Probability plays a part, said Wood: "It's an enormous chunk of code and it is going to be full of holes because anybody's code would be."

However BitLocker will most definitely be an improvement. By its very nature even encryption that could potentially be cracked is better than nothing. And with data theft -- and related losses -- increasing, it will go some way to restore peace of mind and protect the low-hanging fruit whose laptops might previously have fallen into the hands of a fairly unskilled opportunist.

But as with any new technology, Wood's major concerns with Vista relates to the biggest flaw in its security: the end user.

And because encryption will be tied to individuals' Windows user accounts Wood fears this too will make BitLocker inherently insecure.

He doesn't share Okin's confidence that two-factor authentication -- and Vista's greater receptiveness to stronger authentication -- will make much difference, or even be used.

Wood fears for all Vista's improvements, passwords -- a "perpetual, primitive and stupid problem" -- will still be the Achilles' heel for many businesses rolling out Vista, though that is clearly not a problem relating to Vista's code. And while biometrics and smart cards are an improvement on passwords he says they are still only a superficial improvement, favouring pass phrases instead -- which he says could dramatically increase the security of any Vista environment and make these other features work more effectively.

But the bottom line is it seems Microsoft is going to need more than one generation of secure code under its belt before people start to believe the pre-release hype.
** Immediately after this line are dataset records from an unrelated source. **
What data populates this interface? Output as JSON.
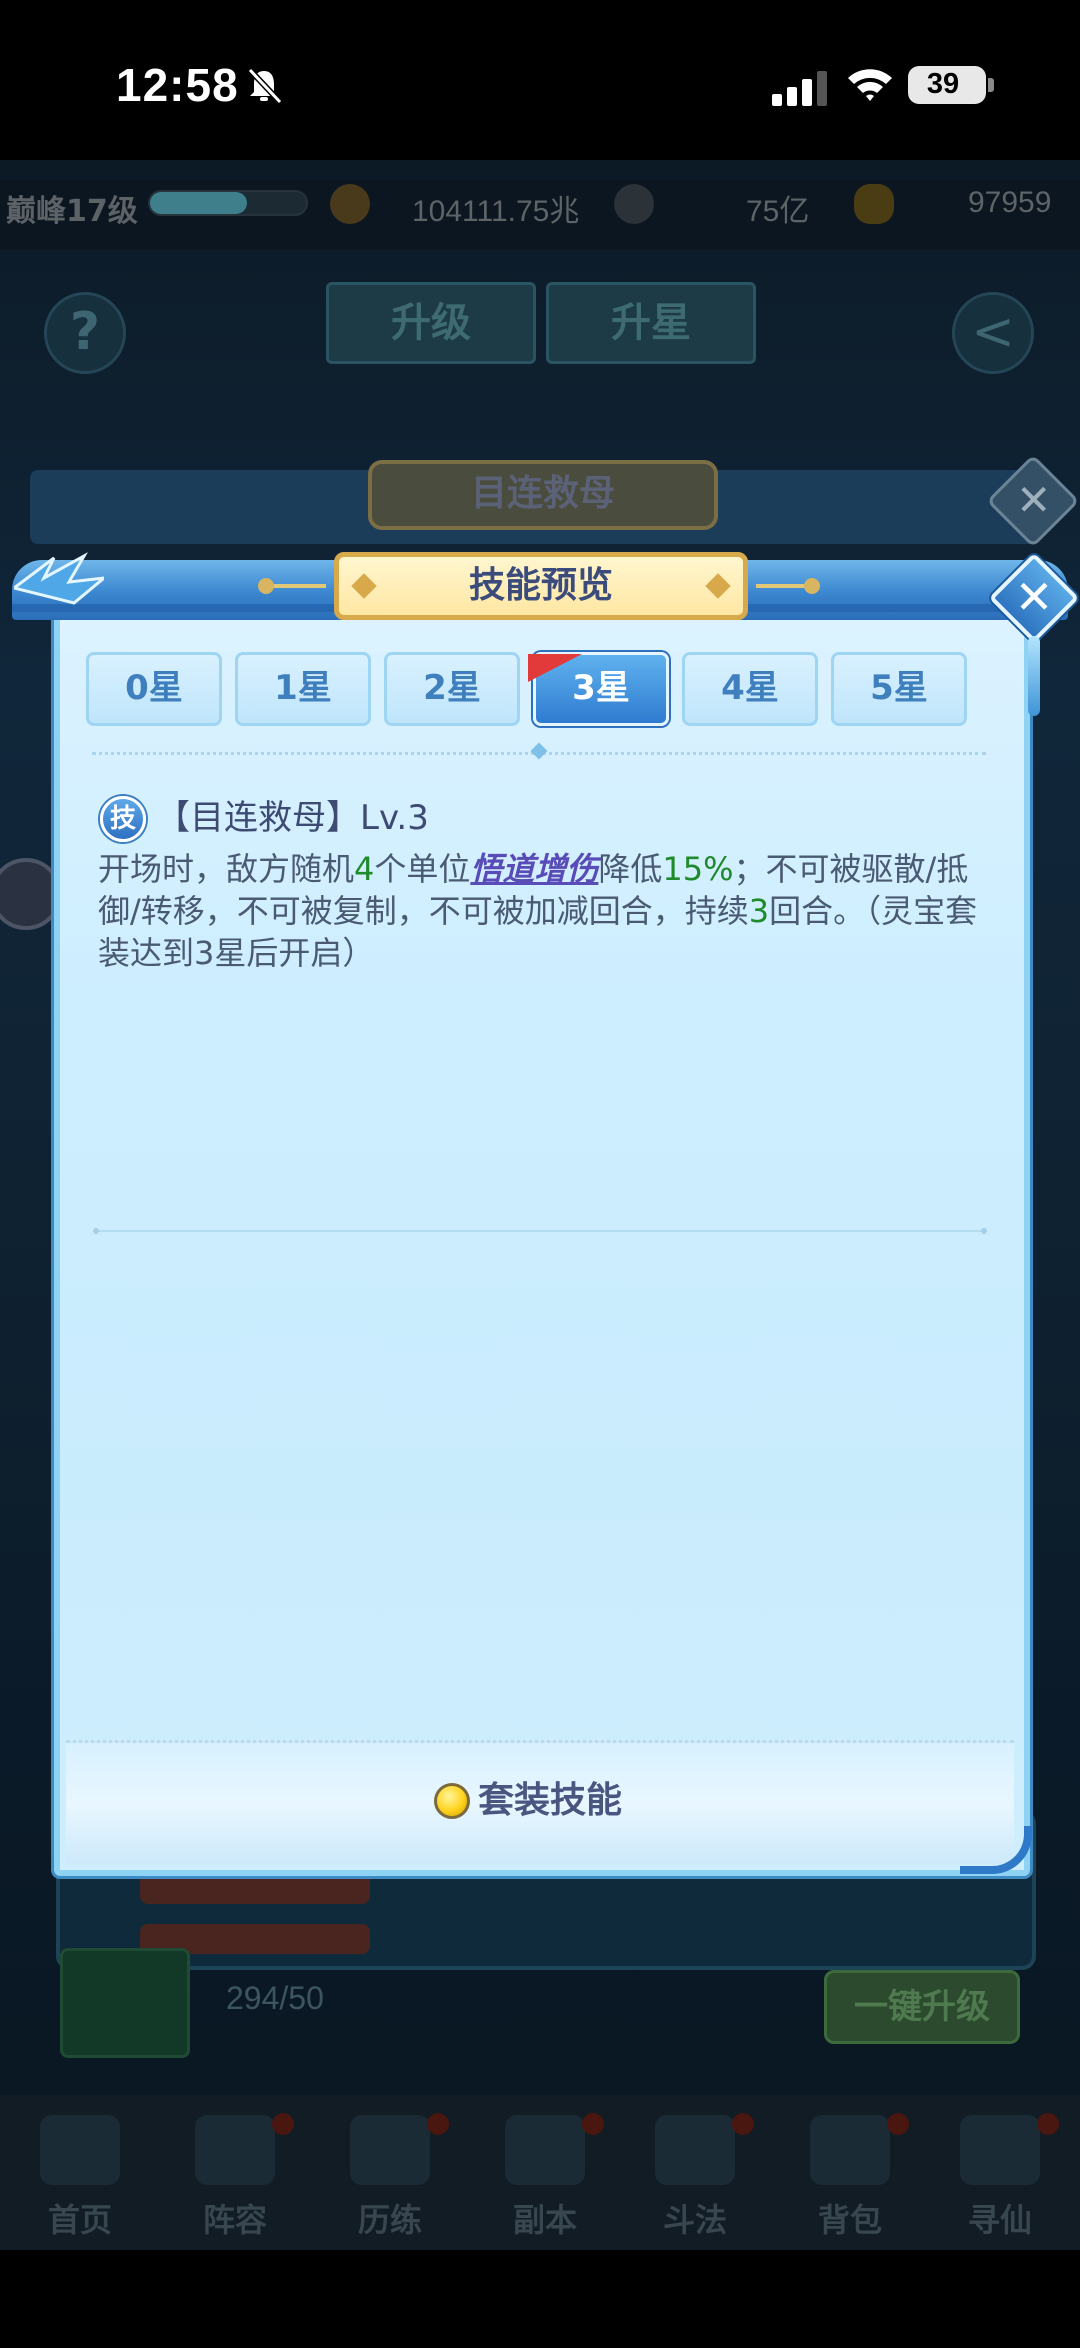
{
  "status_bar": {
    "time": "12:58",
    "battery": "39"
  },
  "game_bg": {
    "realm": "巅峰17级",
    "currency": [
      "104111.75兆",
      "75亿",
      "97959"
    ],
    "exp_fraction": 0.62,
    "tabs": [
      "升级",
      "升星"
    ],
    "help_glyph": "?",
    "back_glyph": "<",
    "progress": "294/50",
    "upgrade_button": "一键升级",
    "nav": [
      "首页",
      "阵容",
      "历练",
      "副本",
      "斗法",
      "背包",
      "寻仙"
    ]
  },
  "outer_popup": {
    "title": "目连救母",
    "close_glyph": "✕"
  },
  "dialog": {
    "title": "技能预览",
    "close_glyph": "✕",
    "tabs": [
      {
        "label": "0星",
        "active": false
      },
      {
        "label": "1星",
        "active": false
      },
      {
        "label": "2星",
        "active": false
      },
      {
        "label": "3星",
        "active": true
      },
      {
        "label": "4星",
        "active": false
      },
      {
        "label": "5星",
        "active": false
      }
    ],
    "skill": {
      "badge": "技",
      "title": "【目连救母】Lv.3",
      "desc_parts": [
        {
          "text": "开场时，敌方随机",
          "style": "plain"
        },
        {
          "text": "4",
          "style": "green"
        },
        {
          "text": "个单位",
          "style": "plain"
        },
        {
          "text": "悟道增伤",
          "style": "link"
        },
        {
          "text": "降低",
          "style": "plain"
        },
        {
          "text": "15%",
          "style": "green"
        },
        {
          "text": "；不可被驱散/抵御/转移，不可被复制，不可被加减回合，持续",
          "style": "plain"
        },
        {
          "text": "3",
          "style": "green"
        },
        {
          "text": "回合。（灵宝套装达到3星后开启）",
          "style": "plain"
        }
      ]
    },
    "footer_label": "套装技能"
  },
  "colors": {
    "accent": "#2f7bd0",
    "highlight_green": "#1f8a2c",
    "link_purple": "#5a4cb8",
    "flag_red": "#e23a3a"
  }
}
Currently, promises from Microsoft relating to security are roughly on a par with promises from children about not looking for their Christmas presents.

And as the operating system rolls out either side of the festive season -- importantly missing the potential for bumper Christmas sales among consumers and instead hoping to pick up the long-tail of the January sales -- Accenture's Okin isn't convinced security will have much to do with how well Vista sells.

He said: "The clients I work with today are probably looking at migration because they are using Windows 2000 and they aren't about to switch to XP.

"I've seen economics around power usage and around lost laptops and savings that could be made from BitLocker and everything else but even jointly they are not compelling."

It's more likely businesses will be swayed by other factors, such as that natural replacement cycle or by a wish to not be out of step with employees using Vista's home edition outside of work.

CIOs are telling Okin: "I don't want my guys to go home and have a better experience."

He said: "If you are on Windows 2000 then of course it's compelling and you may as well go. Those on XP will be trialling and can pick their time to go.

"But are they doing it because of the security features? No. Have I seen security features as part of a business justification? Part of them yes, but really the business justification is weak as a whole."